Von Christine Dössel

Der Schauspieler, Regisseur und langjährige Schauspieldirektor des Theaters Dortmund Michael Gruner ist tot. Wie das Theater auf seiner Homepage mitteilt, starb Gruner am vergangenen Mittwoch im Alter von 76 Jahren.
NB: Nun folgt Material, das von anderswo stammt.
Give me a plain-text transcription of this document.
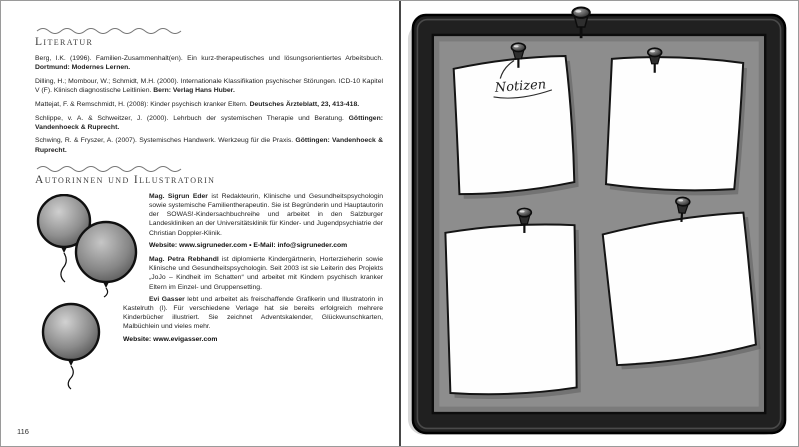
Literatur

Berg, I.K. (1996). Familien-Zusammenhalt(en). Ein kurz-therapeutisches und lösungsorientiertes Arbeitsbuch. Dortmund: Modernes Lernen.

Dilling, H.; Mombour, W.; Schmidt, M.H. (2000). Internationale Klassifikation psychischer Störungen. ICD-10 Kapitel V (F). Klinisch diagnostische Leitlinien. Bern: Verlag Hans Huber.

Mattejat, F. & Remschmidt, H. (2008): Kinder psychisch kranker Eltern. Deutsches Ärzteblatt, 23, 413-418.

Schlippe, v. A. & Schweitzer, J. (2000). Lehrbuch der systemischen Therapie und Beratung. Göttingen: Vandenhoeck & Ruprecht.

Schwing, R. & Fryszer, A. (2007). Systemisches Handwerk. Werkzeug für die Praxis. Göttingen: Vandenhoeck & Ruprecht.

Autorinnen und Illustratorin

Mag. Sigrun Eder ist Redakteurin, Klinische und Gesundheitspsychologin sowie systemische Familientherapeutin. Sie ist Begründerin und Hauptautorin der SOWAS!-Kindersachbuchreihe und arbeitet in den Salzburger Landeskliniken an der Universitätsklinik für Kinder- und Jugendpsychiatrie der Christian Doppler-Klinik.

Website: www.sigruneder.com • E-Mail: info@sigruneder.com

Mag. Petra Rebhandl ist diplomierte Kindergärtnerin, Horterzieherin sowie Klinische und Gesundheitspsychologin. Seit 2003 ist sie Leiterin des Projekts „JoJo – Kindheit im Schatten“ und arbeitet mit Kindern psychisch kranker Eltern im Einzel- und Gruppensetting.

Evi Gasser lebt und arbeitet als freischaffende Grafikerin und Illustratorin in Kastelruth (I). Für verschiedene Verlage hat sie bereits erfolgreich mehrere Kinderbücher illustriert. Sie zeichnet Adventskalender, Glückwunschkarten, Malbüchlein und vieles mehr.

Website: www.evigasser.com

116
Notizen
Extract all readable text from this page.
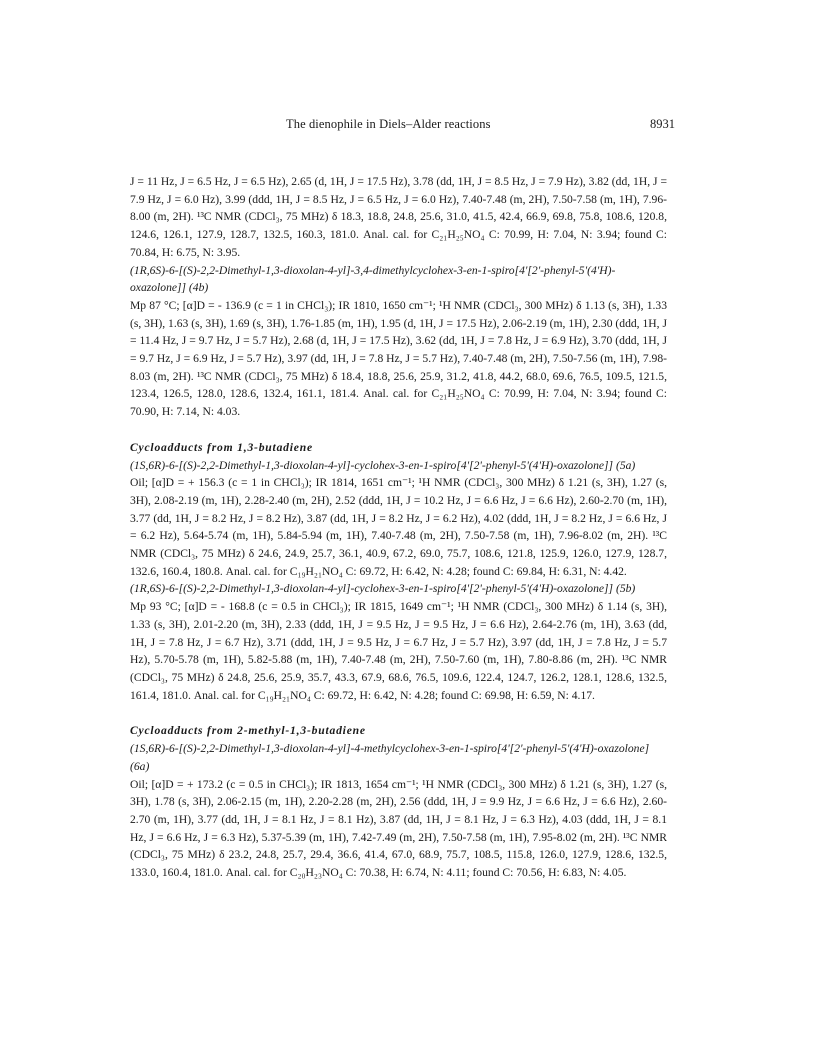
The dienophile in Diels–Alder reactions	8931

J = 11 Hz, J = 6.5 Hz, J = 6.5 Hz), 2.65 (d, 1H, J = 17.5 Hz), 3.78 (dd, 1H, J = 8.5 Hz, J = 7.9 Hz), 3.82 (dd, 1H, J = 7.9 Hz, J = 6.0 Hz), 3.99 (ddd, 1H, J = 8.5 Hz, J = 6.5 Hz, J = 6.0 Hz), 7.40-7.48 (m, 2H), 7.50-7.58 (m, 1H), 7.96-8.00 (m, 2H). ¹³C NMR (CDCl₃, 75 MHz) δ 18.3, 18.8, 24.8, 25.6, 31.0, 41.5, 42.4, 66.9, 69.8, 75.8, 108.6, 120.8, 124.6, 126.1, 127.9, 128.7, 132.5, 160.3, 181.0. Anal. cal. for C₂₁H₂₅NO₄ C: 70.99, H: 7.04, N: 3.94; found C: 70.84, H: 6.75, N: 3.95.

(1R,6S)-6-[(S)-2,2-Dimethyl-1,3-dioxolan-4-yl]-3,4-dimethylcyclohex-3-en-1-spiro[4'[2'-phenyl-5'(4'H)-oxazolone]] (4b)

Mp 87 °C; [α]D = - 136.9 (c = 1 in CHCl₃); IR 1810, 1650 cm⁻¹; ¹H NMR (CDCl₃, 300 MHz) δ 1.13 (s, 3H), 1.33 (s, 3H), 1.63 (s, 3H), 1.69 (s, 3H), 1.76-1.85 (m, 1H), 1.95 (d, 1H, J = 17.5 Hz), 2.06-2.19 (m, 1H), 2.30 (ddd, 1H, J = 11.4 Hz, J = 9.7 Hz, J = 5.7 Hz), 2.68 (d, 1H, J = 17.5 Hz), 3.62 (dd, 1H, J = 7.8 Hz, J = 6.9 Hz), 3.70 (ddd, 1H, J = 9.7 Hz, J = 6.9 Hz, J = 5.7 Hz), 3.97 (dd, 1H, J = 7.8 Hz, J = 5.7 Hz), 7.40-7.48 (m, 2H), 7.50-7.56 (m, 1H), 7.98-8.03 (m, 2H). ¹³C NMR (CDCl₃, 75 MHz) δ 18.4, 18.8, 25.6, 25.9, 31.2, 41.8, 44.2, 68.0, 69.6, 76.5, 109.5, 121.5, 123.4, 126.5, 128.0, 128.6, 132.4, 161.1, 181.4. Anal. cal. for C₂₁H₂₅NO₄ C: 70.99, H: 7.04, N: 3.94; found C: 70.90, H: 7.14, N: 4.03.

Cycloadducts from 1,3-butadiene

(1S,6R)-6-[(S)-2,2-Dimethyl-1,3-dioxolan-4-yl]-cyclohex-3-en-1-spiro[4'[2'-phenyl-5'(4'H)-oxazolone]] (5a)

Oil; [α]D = + 156.3 (c = 1 in CHCl₃); IR 1814, 1651 cm⁻¹; ¹H NMR (CDCl₃, 300 MHz) δ 1.21 (s, 3H), 1.27 (s, 3H), 2.08-2.19 (m, 1H), 2.28-2.40 (m, 2H), 2.52 (ddd, 1H, J = 10.2 Hz, J = 6.6 Hz, J = 6.6 Hz), 2.60-2.70 (m, 1H), 3.77 (dd, 1H, J = 8.2 Hz, J = 8.2 Hz), 3.87 (dd, 1H, J = 8.2 Hz, J = 6.2 Hz), 4.02 (ddd, 1H, J = 8.2 Hz, J = 6.6 Hz, J = 6.2 Hz), 5.64-5.74 (m, 1H), 5.84-5.94 (m, 1H), 7.40-7.48 (m, 2H), 7.50-7.58 (m, 1H), 7.96-8.02 (m, 2H). ¹³C NMR (CDCl₃, 75 MHz) δ 24.6, 24.9, 25.7, 36.1, 40.9, 67.2, 69.0, 75.7, 108.6, 121.8, 125.9, 126.0, 127.9, 128.7, 132.6, 160.4, 180.8. Anal. cal. for C₁₉H₂₁NO₄ C: 69.72, H: 6.42, N: 4.28; found C: 69.84, H: 6.31, N: 4.42.

(1R,6S)-6-[(S)-2,2-Dimethyl-1,3-dioxolan-4-yl]-cyclohex-3-en-1-spiro[4'[2'-phenyl-5'(4'H)-oxazolone]] (5b)

Mp 93 °C; [α]D = - 168.8 (c = 0.5 in CHCl₃); IR 1815, 1649 cm⁻¹; ¹H NMR (CDCl₃, 300 MHz) δ 1.14 (s, 3H), 1.33 (s, 3H), 2.01-2.20 (m, 3H), 2.33 (ddd, 1H, J = 9.5 Hz, J = 9.5 Hz, J = 6.6 Hz), 2.64-2.76 (m, 1H), 3.63 (dd, 1H, J = 7.8 Hz, J = 6.7 Hz), 3.71 (ddd, 1H, J = 9.5 Hz, J = 6.7 Hz, J = 5.7 Hz), 3.97 (dd, 1H, J = 7.8 Hz, J = 5.7 Hz), 5.70-5.78 (m, 1H), 5.82-5.88 (m, 1H), 7.40-7.48 (m, 2H), 7.50-7.60 (m, 1H), 7.80-8.86 (m, 2H). ¹³C NMR (CDCl₃, 75 MHz) δ 24.8, 25.6, 25.9, 35.7, 43.3, 67.9, 68.6, 76.5, 109.6, 122.4, 124.7, 126.2, 128.1, 128.6, 132.5, 161.4, 181.0. Anal. cal. for C₁₉H₂₁NO₄ C: 69.72, H: 6.42, N: 4.28; found C: 69.98, H: 6.59, N: 4.17.

Cycloadducts from 2-methyl-1,3-butadiene

(1S,6R)-6-[(S)-2,2-Dimethyl-1,3-dioxolan-4-yl]-4-methylcyclohex-3-en-1-spiro[4'[2'-phenyl-5'(4'H)-oxazolone] (6a)

Oil; [α]D = + 173.2 (c = 0.5 in CHCl₃); IR 1813, 1654 cm⁻¹; ¹H NMR (CDCl₃, 300 MHz) δ 1.21 (s, 3H), 1.27 (s, 3H), 1.78 (s, 3H), 2.06-2.15 (m, 1H), 2.20-2.28 (m, 2H), 2.56 (ddd, 1H, J = 9.9 Hz, J = 6.6 Hz, J = 6.6 Hz), 2.60-2.70 (m, 1H), 3.77 (dd, 1H, J = 8.1 Hz, J = 8.1 Hz), 3.87 (dd, 1H, J = 8.1 Hz, J = 6.3 Hz), 4.03 (ddd, 1H, J = 8.1 Hz, J = 6.6 Hz, J = 6.3 Hz), 5.37-5.39 (m, 1H), 7.42-7.49 (m, 2H), 7.50-7.58 (m, 1H), 7.95-8.02 (m, 2H). ¹³C NMR (CDCl₃, 75 MHz) δ 23.2, 24.8, 25.7, 29.4, 36.6, 41.4, 67.0, 68.9, 75.7, 108.5, 115.8, 126.0, 127.9, 128.6, 132.5, 133.0, 160.4, 181.0. Anal. cal. for C₂₀H₂₃NO₄ C: 70.38, H: 6.74, N: 4.11; found C: 70.56, H: 6.83, N: 4.05.
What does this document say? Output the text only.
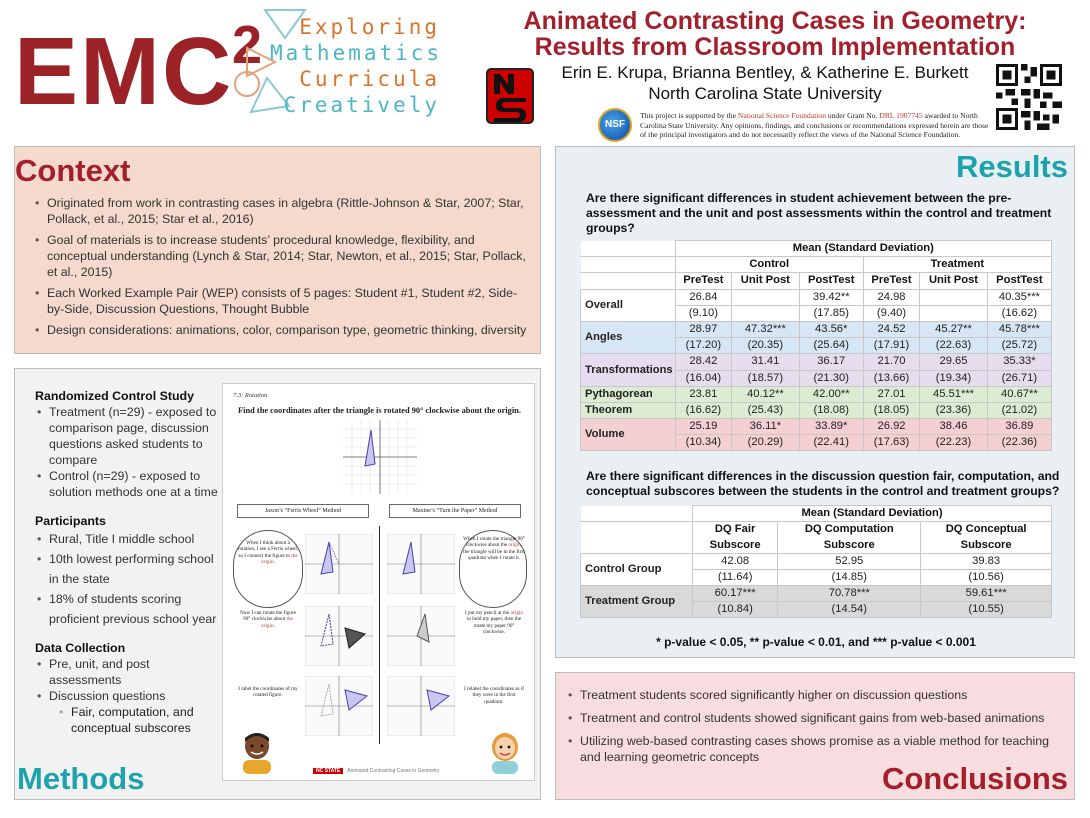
EMC
2	Exploring
Mathematics
Curricula
Creatively
Animated Contrasting Cases in Geometry:
Results from Classroom Implementation
Erin E. Krupa, Brianna Bentley, & Katherine E. Burkett
North Carolina State University
NSF
This project is supported by the National Science Foundation under Grant No. DRL 1907745 awarded to North Carolina State University. Any opinions, findings, and conclusions or recommendations expressed herein are those of the principal investigators and do not necessarily reflect the views of the National Science Foundation.
Context
• Originated from work in contrasting cases in algebra (Rittle-Johnson & Star, 2007; Star, Pollack, et al., 2015; Star et al., 2016)
• Goal of materials is to increase students’ procedural knowledge, flexibility, and conceptual understanding (Lynch & Star, 2014; Star, Newton, et al., 2015; Star, Pollack, et al., 2015)
• Each Worked Example Pair (WEP) consists of 5 pages: Student #1, Student #2, Side-by-Side, Discussion Questions, Thought Bubble
• Design considerations: animations, color, comparison type, geometric thinking, diversity
Randomized Control Study
• Treatment (n=29) - exposed to comparison page, discussion questions asked students to compare
• Control (n=29) - exposed to solution methods one at a time
Participants
• Rural, Title I middle school
• 10th lowest performing school in the state
• 18% of students scoring proficient previous school year
Data Collection
• Pre, unit, and post assessments
• Discussion questions
• Fair, computation, and conceptual subscores
7.3: Rotation
Find the coordinates after the triangle is rotated 90° clockwise about the origin.
Jaxon’s “Ferris Wheel” Method	Maxine’s “Turn the Paper” Method
When I think about a rotation, I see a Ferris wheel, so I connect the figure to the origin.
Now I can rotate the figure 90° clockwise about the origin.
I label the coordinates of my rotated figure.
When I rotate the triangle 90° clockwise about the origin, the triangle will be in the first quadrant when I rotate it.
I put my pencil at the origin to hold my paper, then the rotate my paper 90° clockwise.
I relabel the coordinates as if they were in the first quadrant.
NC STATE Animated Contrasting Cases in Geometry
Methods
Results
Are there significant differences in student achievement between the pre-assessment and the unit and post assessments within the control and treatment groups?
	Mean (Standard Deviation)					
	Control			Treatment		
	PreTest	Unit Post	PostTest	PreTest	Unit Post	PostTest
Overall	26.84		39.42**	24.98		40.35***
	(9.10)		(17.85)	(9.40)		(16.62)
Angles	28.97	47.32***	43.56*	24.52	45.27**	45.78***
	(17.20)	(20.35)	(25.64)	(17.91)	(22.63)	(25.72)
Transformations	28.42	31.41	36.17	21.70	29.65	35.33*
	(16.04)	(18.57)	(21.30)	(13.66)	(19.34)	(26.71)
Pythagorean	23.81	40.12**	42.00**	27.01	45.51***	40.67**
Theorem	(16.62)	(25.43)	(18.08)	(18.05)	(23.36)	(21.02)
Volume	25.19	36.11*	33.89*	26.92	38.46	36.89
	(10.34)	(20.29)	(22.41)	(17.63)	(22.23)	(22.36)
Are there significant differences in the discussion question fair, computation, and conceptual subscores between the students in the control and treatment groups?
	Mean (Standard Deviation)		
	DQ Fair	DQ Computation	DQ Conceptual
	Subscore	Subscore	Subscore
Control Group	42.08	52.95	39.83
	(11.64)	(14.85)	(10.56)
Treatment Group	60.17***	70.78***	59.61***
	(10.84)	(14.54)	(10.55)
* p-value < 0.05, ** p-value < 0.01, and *** p-value < 0.001
• Treatment students scored significantly higher on discussion questions
• Treatment and control students showed significant gains from web-based animations
• Utilizing web-based contrasting cases shows promise as a viable method for teaching and learning geometric concepts
Conclusions
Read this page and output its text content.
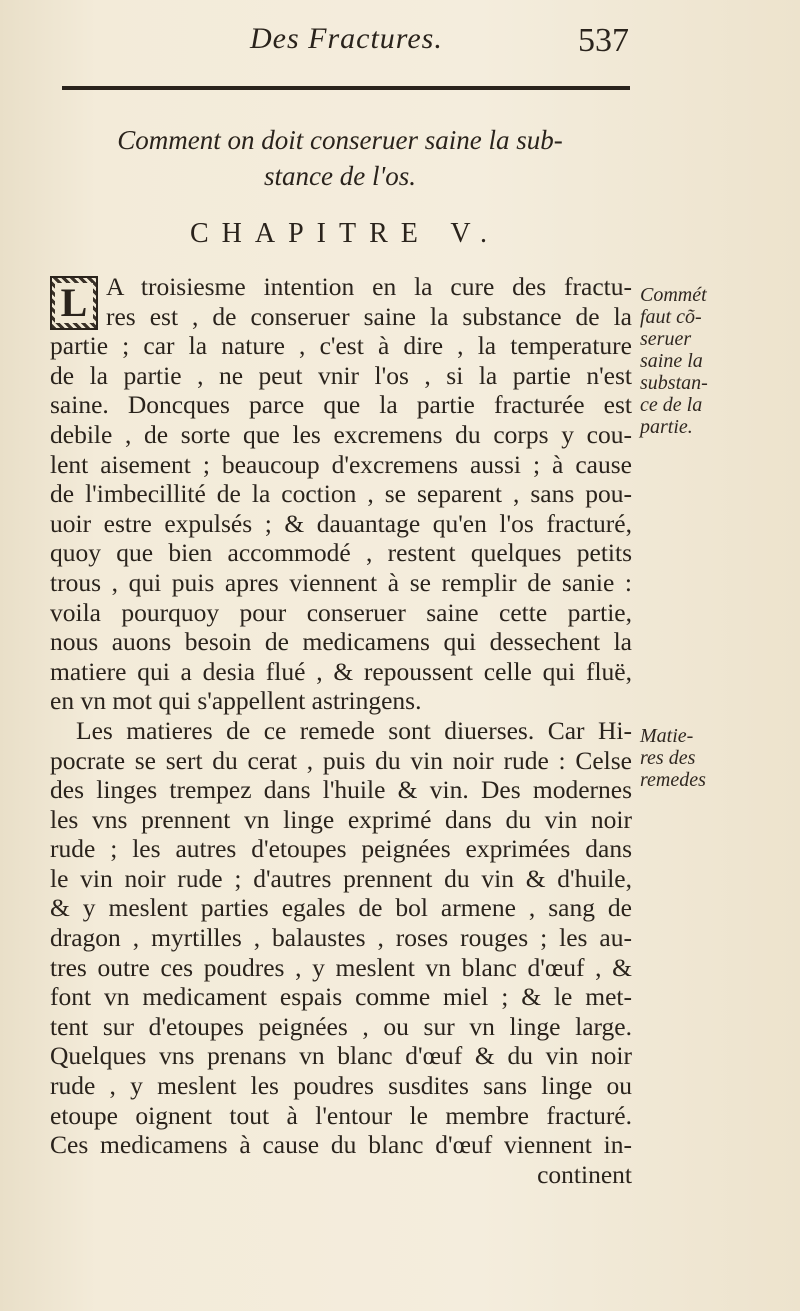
Des Fractures.	537
Comment on doit conseruer saine la sub-
stance de l'os.
CHAPITRE V.
L A troisiesme intention en la cure des fractu-
res est , de conseruer saine la substance de la
partie ; car la nature , c'est à dire , la temperature
de la partie , ne peut vnir l'os , si la partie n'est
saine. Doncques parce que la partie fracturée est
debile , de sorte que les excremens du corps y cou-
lent aisement ; beaucoup d'excremens aussi ; à cause
de l'imbecillité de la coction , se separent , sans pou-
uoir estre expulsés ; & dauantage qu'en l'os fracturé,
quoy que bien accommodé , restent quelques petits
trous , qui puis apres viennent à se remplir de sanie :
voila pourquoy pour conseruer saine cette partie,
nous auons besoin de medicamens qui dessechent la
matiere qui a desia flué , & repoussent celle qui fluë,
en vn mot qui s'appellent astringens.
Les matieres de ce remede sont diuerses. Car Hi-
pocrate se sert du cerat , puis du vin noir rude : Celse
des linges trempez dans l'huile & vin. Des modernes
les vns prennent vn linge exprimé dans du vin noir
rude ; les autres d'etoupes peignées exprimées dans
le vin noir rude ; d'autres prennent du vin & d'huile,
& y meslent parties egales de bol armene , sang de
dragon , myrtilles , balaustes , roses rouges ; les au-
tres outre ces poudres , y meslent vn blanc d'œuf , &
font vn medicament espais comme miel ; & le met-
tent sur d'etoupes peignées , ou sur vn linge large.
Quelques vns prenans vn blanc d'œuf & du vin noir
rude , y meslent les poudres susdites sans linge ou
etoupe oignent tout à l'entour le membre fracturé.
Ces medicamens à cause du blanc d'œuf viennent in-
continent
Commét
faut cõ-
seruer
saine la
substan-
ce de la
partie.
Matie-
res des
remedes
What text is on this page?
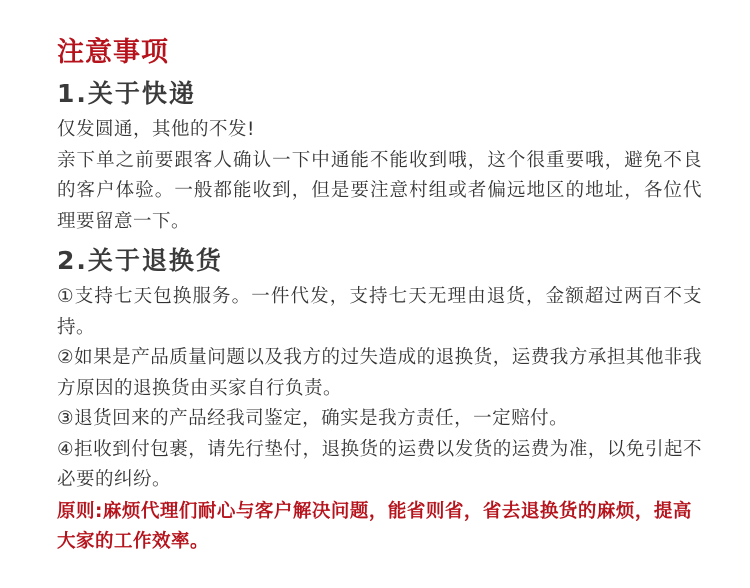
注意事项
1.关于快递

仅发圆通，其他的不发!

亲下单之前要跟客人确认一下中通能不能收到哦，这个很重要哦，避免不良的客户体验。一般都能收到，但是要注意村组或者偏远地区的地址，各位代理要留意一下。

2.关于退换货

①支持七天包换服务。一件代发，支持七天无理由退货，金额超过两百不支持。

②如果是产品质量问题以及我方的过失造成的退换货，运费我方承担其他非我方原因的退换货由买家自行负责。

③退货回来的产品经我司鉴定，确实是我方责任，一定赔付。

④拒收到付包裹，请先行垫付，退换货的运费以发货的运费为准，以免引起不必要的纠纷。

原则:麻烦代理们耐心与客户解决问题，能省则省，省去退换货的麻烦，提高大家的工作效率。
Gruner war ein klassischer Vertreter und Mitgestalter des deutschen Stadt- und Ensembletheaters, ein Mann eher der zweiten Reihe, dort aber sehr umtriebig, patent und hoch geschätzt. Gruner, geboren am 1. Januar 1945 im vogtländischen Falkenstein, begann 1965 am Staatstheater Darmstadt als Schauspieler, geprägt vom poetischen Theater des Regisseurs Hans Bauer. 1966 war er einer der vier Darsteller in Claus Peymanns skandalträchtiger Uraufführung der "Publikumsbeschimpfung" von Peter Handke am Frankfurter TAT. Von 1970-1972 gehörte er dann zum Ensemble des Schauspielhauses Düsseldorf, wo er mit Büchners "Woyzeck" sein Regiedebüt gab. Seitdem arbeitete er als Regisseur, zunächst in Darmstadt unter der Intendanz von Günther Beelitz, dann ab 1976 wieder in Düsseldorf, wohin er mit Beelitz zurückkehrte. 1980 wurde er als regelmäßiger Regiegast ans Hamburger Thalia-Theater verpflichtet. Gruner inszenierte aber auch am Münchner Residenztheater und am Schauspiel Frankfurt, war Oberspielleiter in Stuttgart und Gast am Wiener Burgtheater ebenso wie am Deutschen Theater Berlin. Dort wurde seine Inszenierung von Tankred Dorsts Nachwendestück "Herr Paul" (1994) mit dem alten Kurt Böwe in der Titelrolle ein Bühnenrenner.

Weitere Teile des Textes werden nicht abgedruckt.